Book Details:
Author: Josh Martin
Release Date: December 26, 2024
Series: B&G Mystery: We Can’t Tell You (Book #2)
Genre: Horror, Mystery, Supernatural, Psychological Thriller
Format: E-book
Pages: 115 pages
Publisher: –
Blurb:
Grayson’s night isn’t over! Can he finally unravel the terrifying mystery that’s taken hold of his small town?
…or will he be another victim?
Review
The second installment of We Can’t Tell You wastes no time plunging us back into the eerie, shifting landscape where Grayson, Jane, Michael, Sophia, and Brooks remain entangled in a web of rules, betrayals, and realities that seem to fold in on themselves. The narrative opens with disorientation, Michael collapsing, Jane half-explaining, half-withholding, and Grayson struggling against the endless cycle of questions with no answers. From the very first pages, the book continues the claustrophobic dread established in Part I, and amplifies it with a sense of inevitability: the sense that Grayson is not just walking into danger but being deliberately shepherded towards it.

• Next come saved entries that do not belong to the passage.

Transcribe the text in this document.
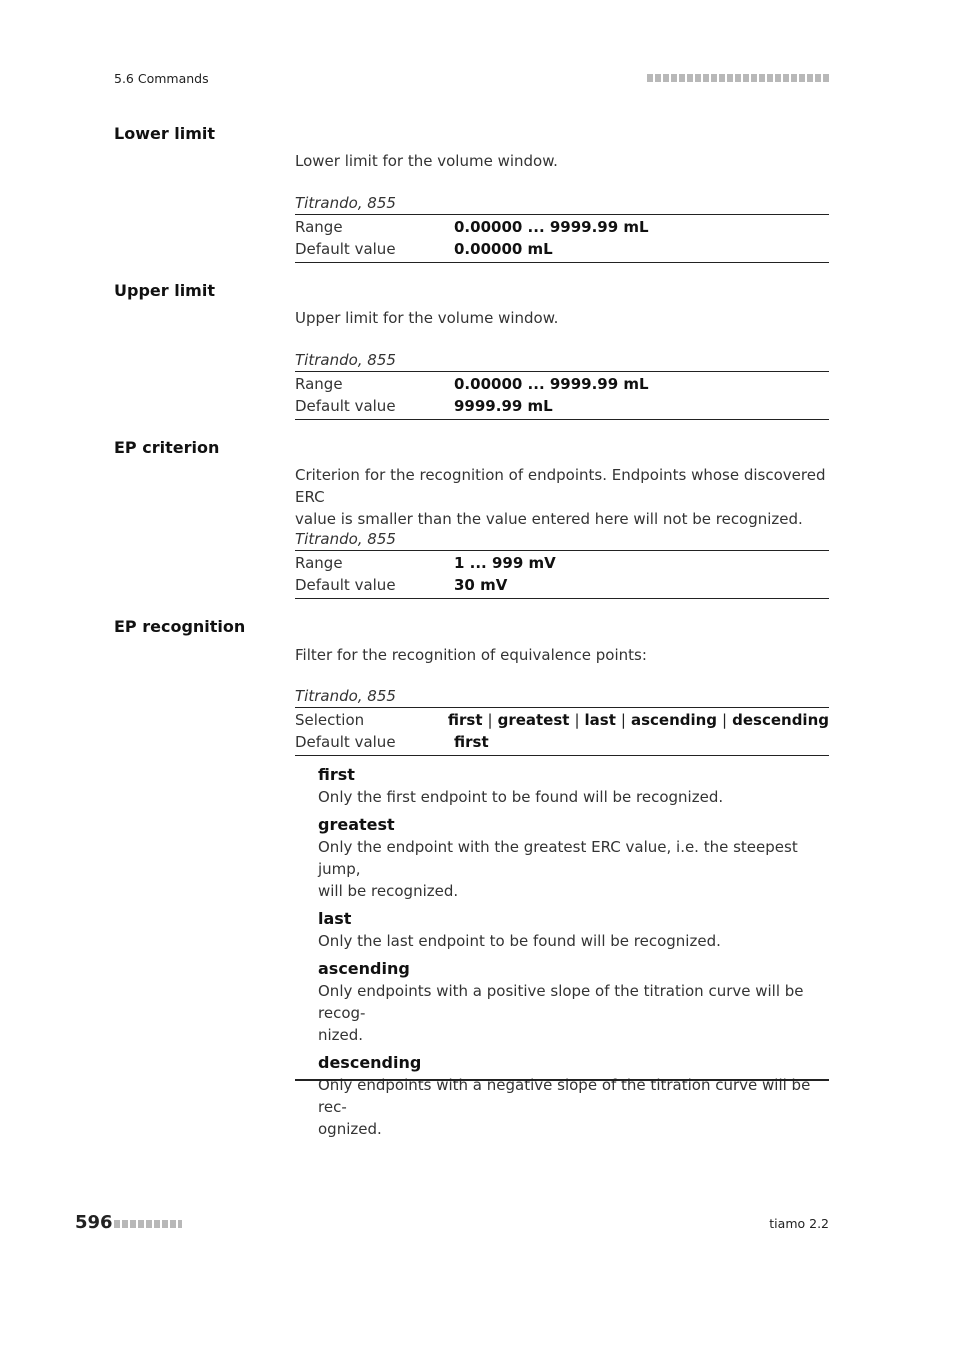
5.6 Commands
Lower limit
Lower limit for the volume window.
Titrando, 855
Range	0.00000 ... 9999.99 mL
Default value	0.00000 mL
Upper limit
Upper limit for the volume window.
Titrando, 855
Range	0.00000 ... 9999.99 mL
Default value	9999.99 mL
EP criterion
Criterion for the recognition of endpoints. Endpoints whose discovered ERC
value is smaller than the value entered here will not be recognized.
Titrando, 855
Range	1 ... 999 mV
Default value	30 mV
EP recognition
Filter for the recognition of equivalence points:
Titrando, 855
Selection	first | greatest | last | ascending | descending
Default value	first
first
Only the first endpoint to be found will be recognized.
greatest
Only the endpoint with the greatest ERC value, i.e. the steepest jump,
will be recognized.
last
Only the last endpoint to be found will be recognized.
ascending
Only endpoints with a positive slope of the titration curve will be recog-
nized.
descending
Only endpoints with a negative slope of the titration curve will be rec-
ognized.
596	tiamo 2.2
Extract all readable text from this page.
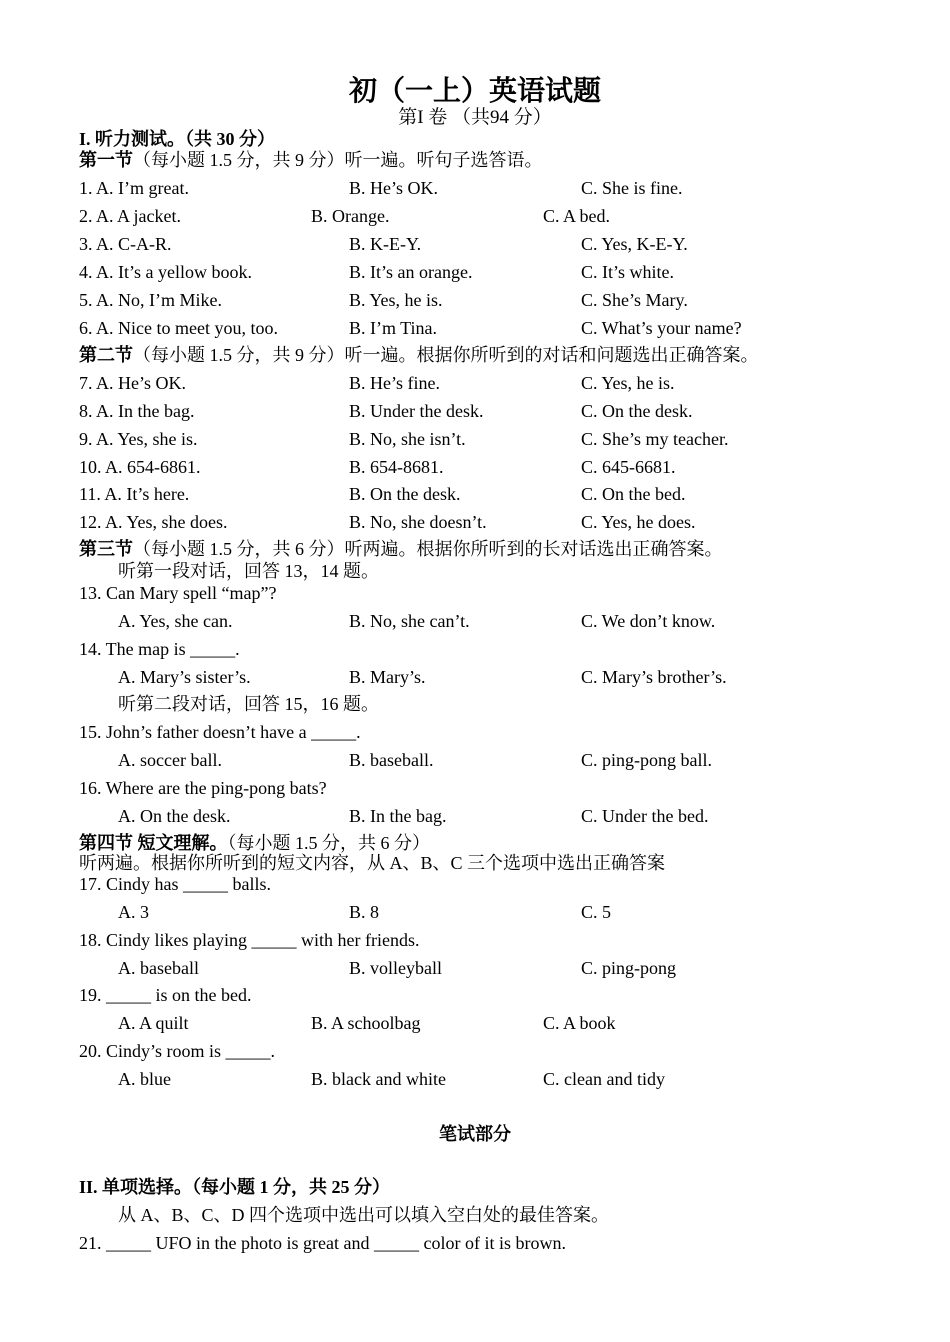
初（一上）英语试题
第I 卷 （共94 分）
I. 听力测试。（共 30 分）
第一节（每小题 1.5 分，共 9 分）听一遍。听句子选答语。
1. A. I’m great.	B. He’s OK.	C. She is fine.
2. A. A jacket.	B. Orange.	C. A bed.
3. A. C-A-R.	B. K-E-Y.	C. Yes, K-E-Y.
4. A. It’s a yellow book.	B. It’s an orange.	C. It’s white.
5. A. No, I’m Mike.	B. Yes, he is.	C. She’s Mary.
6. A. Nice to meet you, too.	B. I’m Tina.	C. What’s your name?
第二节（每小题 1.5 分，共 9 分）听一遍。根据你所听到的对话和问题选出正确答案。
7. A. He’s OK.	B. He’s fine.	C. Yes, he is.
8. A. In the bag.	B. Under the desk.	C. On the desk.
9. A. Yes, she is.	B. No, she isn’t.	C. She’s my teacher.
10. A. 654-6861.	B. 654-8681.	C. 645-6681.
11. A. It’s here.	B. On the desk.	C. On the bed.
12. A. Yes, she does.	B. No, she doesn’t.	C. Yes, he does.
第三节（每小题 1.5 分，共 6 分）听两遍。根据你所听到的长对话选出正确答案。
听第一段对话，回答 13，14 题。
13. Can Mary spell “map”?
A. Yes, she can.	B. No, she can’t.	C. We don’t know.
14. The map is _____.
A. Mary’s sister’s.	B. Mary’s.	C. Mary’s brother’s.
听第二段对话，回答 15，16 题。
15. John’s father doesn’t have a _____.
A. soccer ball.	B. baseball.	C. ping-pong ball.
16. Where are the ping-pong bats?
A. On the desk.	B. In the bag.	C. Under the bed.
第四节 短文理解。（每小题 1.5 分，共 6 分）
听两遍。根据你所听到的短文内容，从 A、B、C 三个选项中选出正确答案
17. Cindy has _____ balls.
A. 3	B. 8	C. 5
18. Cindy likes playing _____ with her friends.
A. baseball	B. volleyball	C. ping-pong
19. _____ is on the bed.
A. A quilt	B. A schoolbag	C. A book
20. Cindy’s room is _____.
A. blue	B. black and white	C. clean and tidy
笔试部分
II. 单项选择。（每小题 1 分，共 25 分）
从 A、B、C、D 四个选项中选出可以填入空白处的最佳答案。
21. _____ UFO in the photo is great and _____ color of it is brown.
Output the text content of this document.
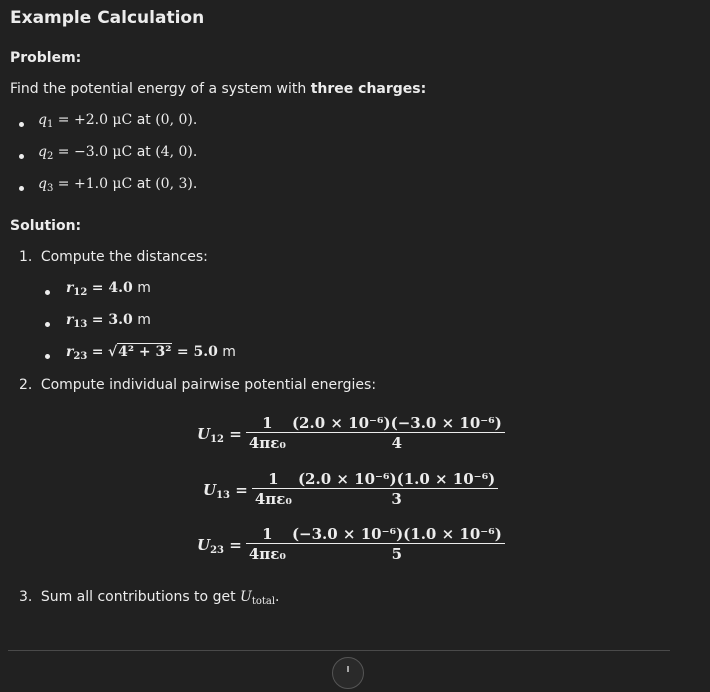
Example Calculation
Problem:
Find the potential energy of a system with three charges:
$q_1 = +2.0$ μC at (0, 0).
$q_2 = -3.0$ μC at (4, 0).
$q_3 = +1.0$ μC at (0, 3).
Solution:
1. Compute the distances:
$r_{12} = 4.0$ m
$r_{13} = 3.0$ m
$r_{23} = √4^2 + 3^2 = 5.0$ m
2. Compute individual pairwise potential energies:
$U_{12} = \frac{1}{\text{4πε₀}} \frac{\text{(2.0 × 10⁻⁶)(−3.0 × 10⁻⁶)}}{4}$
$U_{13} = \frac{1}{\text{4πε₀}} \frac{\text{(2.0 × 10⁻⁶)(1.0 × 10⁻⁶)}}{3}$
$U_{23} = \frac{1}{\text{4πε₀}} \frac{\text{(−3.0 × 10⁻⁶)(1.0 × 10⁻⁶)}}{5}$
3. Sum all contributions to get $U_{total}$.
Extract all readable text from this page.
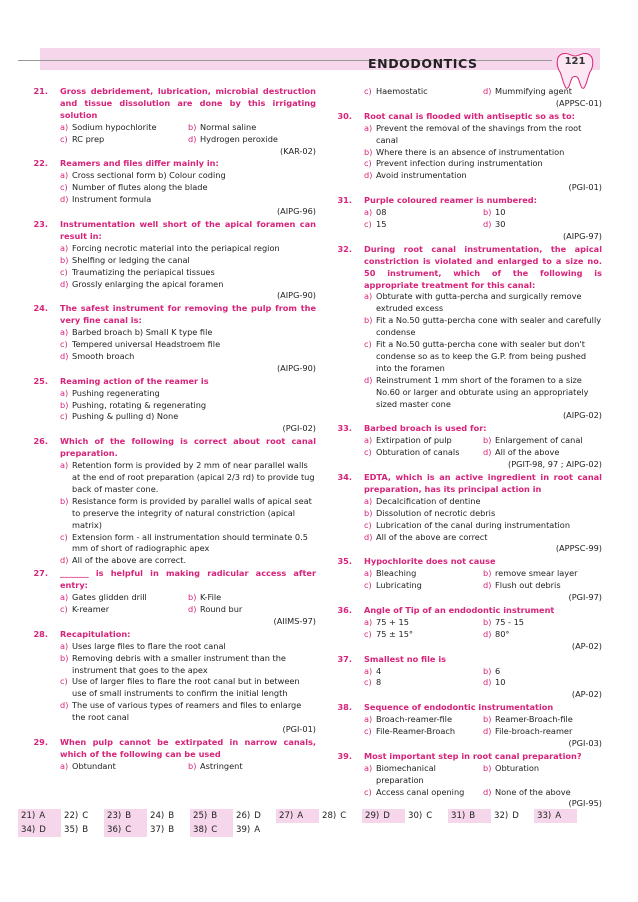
ENDODONTICS	121
21. Gross debridement, lubrication, microbial destruction and tissue dissolution are done by this irrigating solution
a) Sodium hypochlorite	b) Normal saline
c) RC prep	d) Hydrogen peroxide
(KAR-02)
22. Reamers and files differ mainly in:
a) Cross sectional form b) Colour coding
c) Number of flutes along the blade
d) Instrument formula
(AIPG-96)
23. Instrumentation well short of the apical foramen can result in:
a) Forcing necrotic material into the periapical region
b) Shelfing or ledging the canal
c) Traumatizing the periapical tissues
d) Grossly enlarging the apical foramen
(AIPG-90)
24. The safest instrument for removing the pulp from the very fine canal is:
a) Barbed broach b) Small K type file
c) Tempered universal Headstroem file
d) Smooth broach
(AIPG-90)
25. Reaming action of the reamer is
a) Pushing regenerating
b) Pushing, rotating & regenerating
c) Pushing & pulling d) None
(PGI-02)
26. Which of the following is correct about root canal preparation.
a) Retention form is provided by 2 mm of near parallel walls at the end of root preparation (apical 2/3 rd) to provide tug back of master cone.
b) Resistance form is provided by parallel walls of apical seat to preserve the integrity of natural constriction (apical matrix)
c) Extension form - all instrumentation should terminate 0.5 mm of short of radiographic apex
d) All of the above are correct.
27. _______ is helpful in making radicular access after entry:
a) Gates glidden drill	b) K-File
c) K-reamer	d) Round bur
(AIIMS-97)
28. Recapitulation:
a) Uses large files to flare the root canal
b) Removing debris with a smaller instrument than the instrument that goes to the apex
c) Use of larger files to flare the root canal but in between use of small instruments to confirm the initial length
d) The use of various types of reamers and files to enlarge the root canal
(PGI-01)
29. When pulp cannot be extirpated in narrow canals, which of the following can be used
a) Obtundant	b) Astringent
c) Haemostatic	d) Mummifying agent
(APPSC-01)
30. Root canal is flooded with antiseptic so as to:
a) Prevent the removal of the shavings from the root canal
b) Where there is an absence of instrumentation
c) Prevent infection during instrumentation
d) Avoid instrumentation
(PGI-01)
31. Purple coloured reamer is numbered:
a) 08	b) 10
c) 15	d) 30
(AIPG-97)
32. During root canal instrumentation, the apical constriction is violated and enlarged to a size no. 50 instrument, which of the following is appropriate treatment for this canal:
a) Obturate with gutta-percha and surgically remove extruded excess
b) Fit a No.50 gutta-percha cone with sealer and carefully condense
c) Fit a No.50 gutta-percha cone with sealer but don't condense so as to keep the G.P. from being pushed into the foramen
d) Reinstrument 1 mm short of the foramen to a size No.60 or larger and obturate using an appropriately sized master cone
(AIPG-02)
33. Barbed broach is used for:
a) Extirpation of pulp	b) Enlargement of canal
c) Obturation of canals	d) All of the above
(PGIT-98, 97 ; AIPG-02)
34. EDTA, which is an active ingredient in root canal preparation, has its principal action in
a) Decalcification of dentine
b) Dissolution of necrotic debris
c) Lubrication of the canal during instrumentation
d) All of the above are correct
(APPSC-99)
35. Hypochlorite does not cause
a) Bleaching	b) remove smear layer
c) Lubricating	d) Flush out debris
(PGI-97)
36. Angle of Tip of an endodontic instrument
a) 75 + 15	b) 75 - 15
c) 75 ± 15°	d) 80°
(AP-02)
37. Smallest no file is
a) 4	b) 6
c) 8	d) 10
(AP-02)
38. Sequence of endodontic instrumentation
a) Broach-reamer-file	b) Reamer-Broach-file
c) File-Reamer-Broach	d) File-broach-reamer
(PGI-03)
39. Most important step in root canal preparation?
a) Biomechanical preparation
b) Obturation
c) Access canal opening d) None of the above
(PGI-95)
21) A 22) C 23) B 24) B 25) B 26) D 27) A 28) C 29) D 30) C 31) B 32) D 33) A
34) D 35) B 36) C 37) B 38) C 39) A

The author excels at atmosphere. The scenes are written with a cinematic eye for horror. The recurring symbols create a thread of mythology that grows darker and more complex as the story unfolds. The introduction of the Superior Entity and the horrifying suggestion of Replicas expands the scope, moving the tale from small-town occult mystery into apocalyptic cosmic horror.
Though I must point out the book’s two persistent weaknesses. First, the dialogue. While the constant volley of questions and evasive non-answers fits the theme of rules and manipulation, the repetition sometimes dulls its impact. Second, the pacing suffers in the middle stretch. While the buildup of symbols, diary clues, and shifting allegiances is fascinating, the narrative occasionally lingers too long on Grayson’s inner monologues, replaying realizations multiple times.
That said, the final act more than redeems the slower middle and, on the whole, We Can’t Tell You, Part II is unsettling, ambitious, and at times overwhelming, but it delivers a rare kind of dread that lingers. It is a compelling, nightmarish descent that fans of psychological and cosmic horror will find both rewarding and unforgettable.